Model-independent Distance Calibration and Curvature Measurement using Quasars and Cosmic Chronometers

Abstract: We present a new model-independent method to determine the spatial curvature and to mitigate the circularity problem affecting the use of quasars as distance indicators. The cosmic-chronometer measurements are used to construct the curvature-dependent luminosity distance $D^{\rm cal}{L}(\Omega{K},z)$ using a polynomial fit.

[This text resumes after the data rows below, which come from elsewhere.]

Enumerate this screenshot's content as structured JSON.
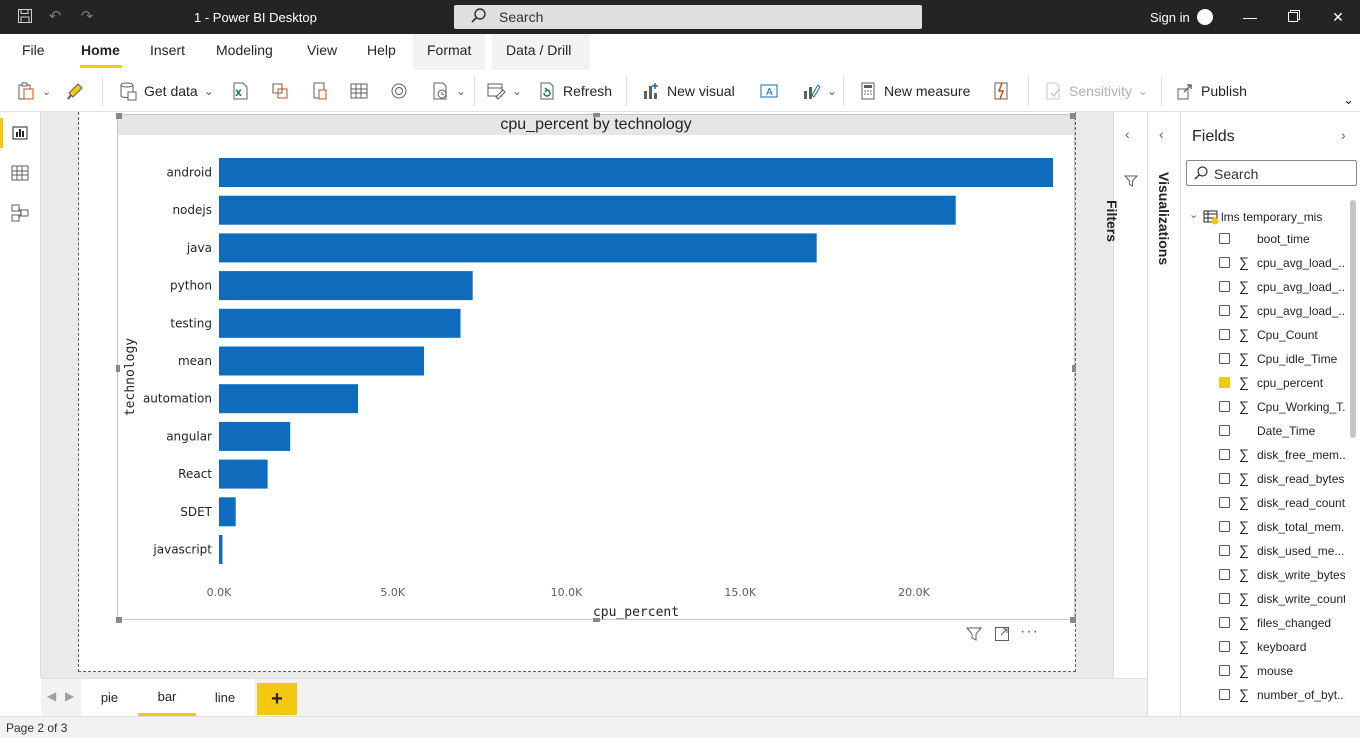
{
  "window": {
    "title": "1 - Power BI Desktop",
    "search_placeholder": "Search",
    "sign_in": "Sign in"
  },
  "ribbon_tabs": [
    "File",
    "Home",
    "Insert",
    "Modeling",
    "View",
    "Help"
  ],
  "active_tab": "Home",
  "contextual_tabs": [
    "Format",
    "Data / Drill"
  ],
  "toolbar": {
    "get_data": "Get data",
    "refresh": "Refresh",
    "new_visual": "New visual",
    "new_measure": "New measure",
    "sensitivity": "Sensitivity",
    "publish": "Publish"
  },
  "chart_data": {
    "type": "bar",
    "orientation": "horizontal",
    "title": "cpu_percent by technology",
    "xlabel": "cpu_percent",
    "ylabel": "technology",
    "categories": [
      "android",
      "nodejs",
      "java",
      "python",
      "testing",
      "mean",
      "automation",
      "angular",
      "React",
      "SDET",
      "javascript"
    ],
    "values": [
      24000,
      21200,
      17200,
      7300,
      6950,
      5900,
      4000,
      2050,
      1400,
      480,
      100
    ],
    "xlim": [
      0,
      24000
    ],
    "x_ticks": [
      0,
      5000,
      10000,
      15000,
      20000
    ],
    "x_tick_labels": [
      "0.0K",
      "5.0K",
      "10.0K",
      "15.0K",
      "20.0K"
    ],
    "color": "#0f6cbd",
    "grid": false
  },
  "page_tabs": [
    "pie",
    "bar",
    "line"
  ],
  "active_page": "bar",
  "status": "Page 2 of 3",
  "filters_label": "Filters",
  "visualizations_label": "Visualizations",
  "fields": {
    "title": "Fields",
    "search_placeholder": "Search",
    "table_name": "lms temporary_mis",
    "items": [
      {
        "name": "boot_time",
        "sigma": false,
        "checked": false
      },
      {
        "name": "cpu_avg_load_...",
        "sigma": true,
        "checked": false
      },
      {
        "name": "cpu_avg_load_...",
        "sigma": true,
        "checked": false
      },
      {
        "name": "cpu_avg_load_...",
        "sigma": true,
        "checked": false
      },
      {
        "name": "Cpu_Count",
        "sigma": true,
        "checked": false
      },
      {
        "name": "Cpu_idle_Time",
        "sigma": true,
        "checked": false
      },
      {
        "name": "cpu_percent",
        "sigma": true,
        "checked": true
      },
      {
        "name": "Cpu_Working_T...",
        "sigma": true,
        "checked": false
      },
      {
        "name": "Date_Time",
        "sigma": false,
        "checked": false
      },
      {
        "name": "disk_free_mem...",
        "sigma": true,
        "checked": false
      },
      {
        "name": "disk_read_bytes",
        "sigma": true,
        "checked": false
      },
      {
        "name": "disk_read_count",
        "sigma": true,
        "checked": false
      },
      {
        "name": "disk_total_mem...",
        "sigma": true,
        "checked": false
      },
      {
        "name": "disk_used_me...",
        "sigma": true,
        "checked": false
      },
      {
        "name": "disk_write_bytes",
        "sigma": true,
        "checked": false
      },
      {
        "name": "disk_write_count",
        "sigma": true,
        "checked": false
      },
      {
        "name": "files_changed",
        "sigma": true,
        "checked": false
      },
      {
        "name": "keyboard",
        "sigma": true,
        "checked": false
      },
      {
        "name": "mouse",
        "sigma": true,
        "checked": false
      },
      {
        "name": "number_of_byt...",
        "sigma": true,
        "checked": false
      }
    ]
  }
}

Based on the reconstructed $D^{\rm cal}{L}(\Omega{K},z)$ and the known ultraviolet versus X-ray luminosity correlation of quasars, we simultaneously place limits on the curvature parameter $\Omega_{K}$ and the parameters characterizing the luminosity correlation function. This model-independent analysis suggests that a mildly closed Universe ($\Omega_{K}=-0.918\pm0.429$) is preferred at the $2.1\sigma$ level. With the calibrated luminosity correlation, we build a new data set consisting of 1598 quasar distance moduli, and use these calibrated measurements to test and compare the standard $\Lambda$CDM model and the $R_{\rm h}=ct$ universe. Both models account for the data very well, though the optimized flat $\Lambda$CDM model has one more free parameter than $R_{\rm h}=ct$, and is penalized more heavily by the Bayes Information Criterion. We find that $R_{\rm h}=ct$ is slightly favoured over $\Lambda$CDM with a likelihood of $\sim57.7\%$ versus 42.3\%.